RegCM has proven itself a flexible tool, used by more than 35 university researchers for studies of past, present, and future climates over a variety of regions, including the continental United States, Europe, Africa, eastern Asia, Australia, and the Aral Sea. NCAR scientist Linda Mearns (CGD) has assembled a new group within the Environmental and Societal Impacts Group that is using the RegCM for agricultural and other impacts studies.

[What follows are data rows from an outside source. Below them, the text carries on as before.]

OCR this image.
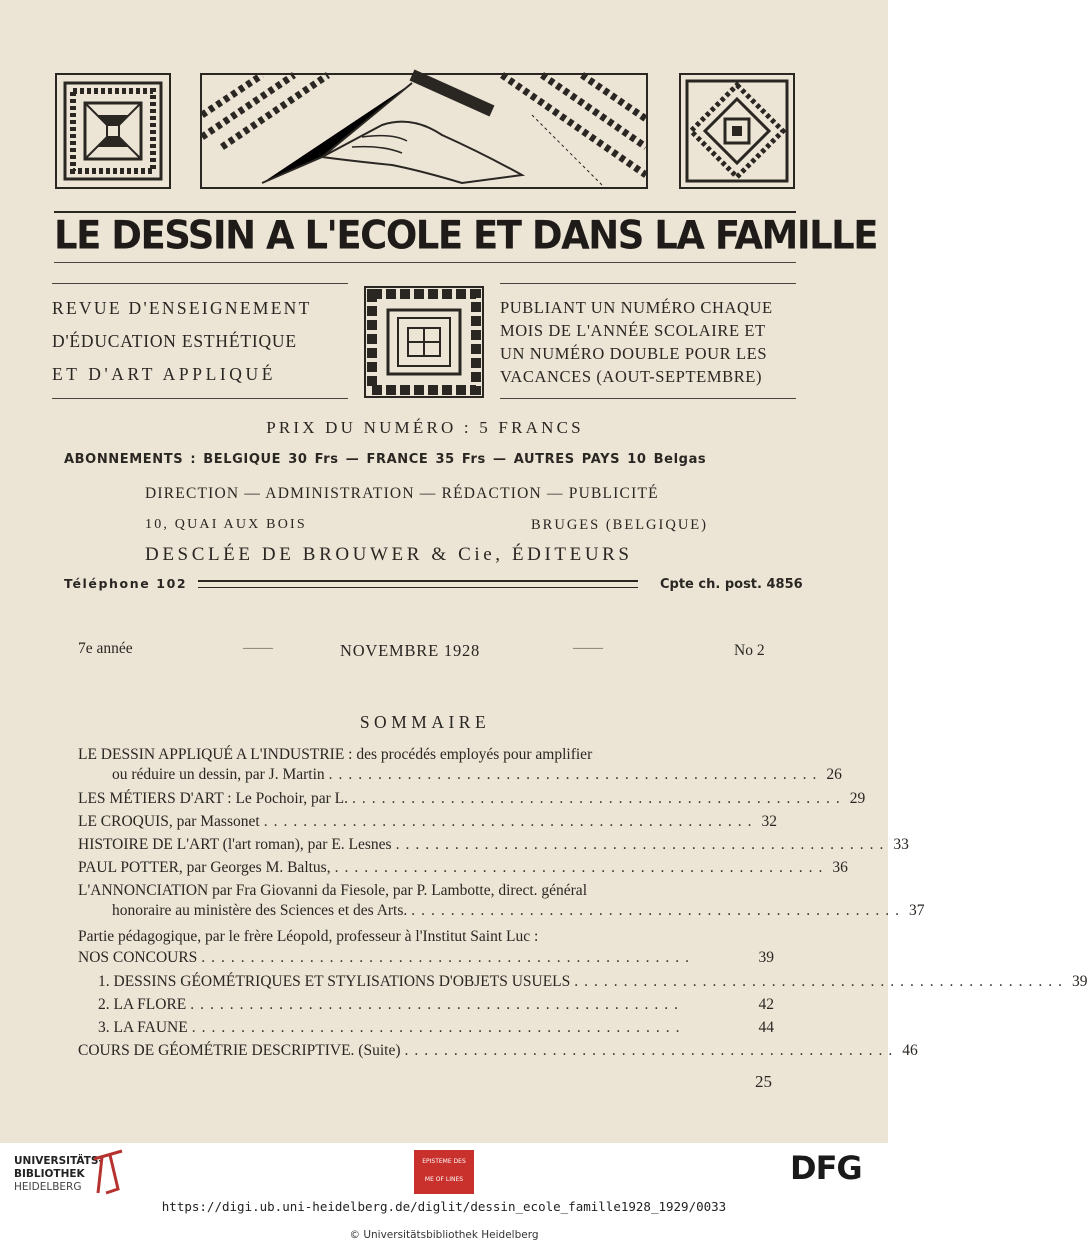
LE DESSIN A L'ECOLE ET DANS LA FAMILLE
REVUE D'ENSEIGNEMENT
D'ÉDUCATION ESTHÉTIQUE
ET D'ART APPLIQUÉ
PUBLIANT UN NUMÉRO CHAQUE
MOIS DE L'ANNÉE SCOLAIRE ET
UN NUMÉRO DOUBLE POUR LES
VACANCES (AOUT-SEPTEMBRE)
PRIX DU NUMÉRO : 5 FRANCS
ABONNEMENTS : BELGIQUE 30 Frs — FRANCE 35 Frs — AUTRES PAYS 10 Belgas
DIRECTION — ADMINISTRATION — RÉDACTION — PUBLICITÉ
10, QUAI AUX BOIS	BRUGES (BELGIQUE)
DESCLÉE DE BROUWER & Cie, ÉDITEURS
Téléphone 102	Cpte ch. post. 4856
7e année	——	NOVEMBRE 1928	——	No 2
SOMMAIRE
LE DESSIN APPLIQUÉ A L'INDUSTRIE : des procédés employés pour amplifier
ou réduire un dessin, par J. Martin .................................................. 26
LES MÉTIERS D'ART : Le Pochoir, par L. .................................................. 29
LE CROQUIS, par Massonet .................................................. 32
HISTOIRE DE L'ART (l'art roman), par E. Lesnes .................................................. 33
PAUL POTTER, par Georges M. Baltus, .................................................. 36
L'ANNONCIATION par Fra Giovanni da Fiesole, par P. Lambotte, direct. général
honoraire au ministère des Sciences et des Arts. .................................................. 37
Partie pédagogique, par le frère Léopold, professeur à l'Institut Saint Luc :
NOS CONCOURS ..................................................	39
1. DESSINS GÉOMÉTRIQUES ET STYLISATIONS D'OBJETS USUELS .................................................. 39
2. LA FLORE ..................................................	42
3. LA FAUNE ..................................................	44
COURS DE GÉOMÉTRIE DESCRIPTIVE. (Suite) .................................................. 46
25
UNIVERSITÄTS-
BIBLIOTHEK
HEIDELBERG
EPISTEME DES
ME OF LINES	DFG
https://digi.ub.uni-heidelberg.de/diglit/dessin_ecole_famille1928_1929/0033
© Universitätsbibliothek Heidelberg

Some computer time for RegCM was made possible by the Model Evaluation Consortium on Climate Assessment (MECCA). This international collaborative effort, managed by the Electric Power Research Institute, installed a Cray Y-MP at NCAR in the early 1990s expressly for long-term global and regional climate simulations. "The computer time from MECCA provided critical resources for testing and developing RegCM," says Filippo. (A new summary report on MECCA, Assessing Climate Change, has just been released by Gordon and Breach Science Publishers.
Linda and Filippo are now partners with William Chameides (Georgia Institute of Technology), joining with other researchers in the United States and China in a NASA-organized project to examine China's Yangtze Delta as a "metro-agro-plex," a place where rapid urbanization rubs shoulders with high-yield agriculture. "The best analogy in the U.S. is New Jersey," says Linda. She, Filippo, and colleagues will evaluate changes in land use while including industrial emissions in the newly upgraded RegCM. According to Filippo, "Our hope is not to get an answer on the exact future climate but to get a scenario of how rapid urbanization, industrialization, and agricultural practices might interact with the regional climate in a global change context. For example, northern China has been warming at a much faster pace than southern China, and they're not sure why."
The Journal of Geophysical Research-Atmospheres plans to devote a special section of its November 1998 issue to papers documenting the upgraded RegCM and related research. "We have many more users now, and many of them have never used the RegCM before," notes Giorgi. "The nice thing is that this will be the first time we've had all these studies assembled in one place."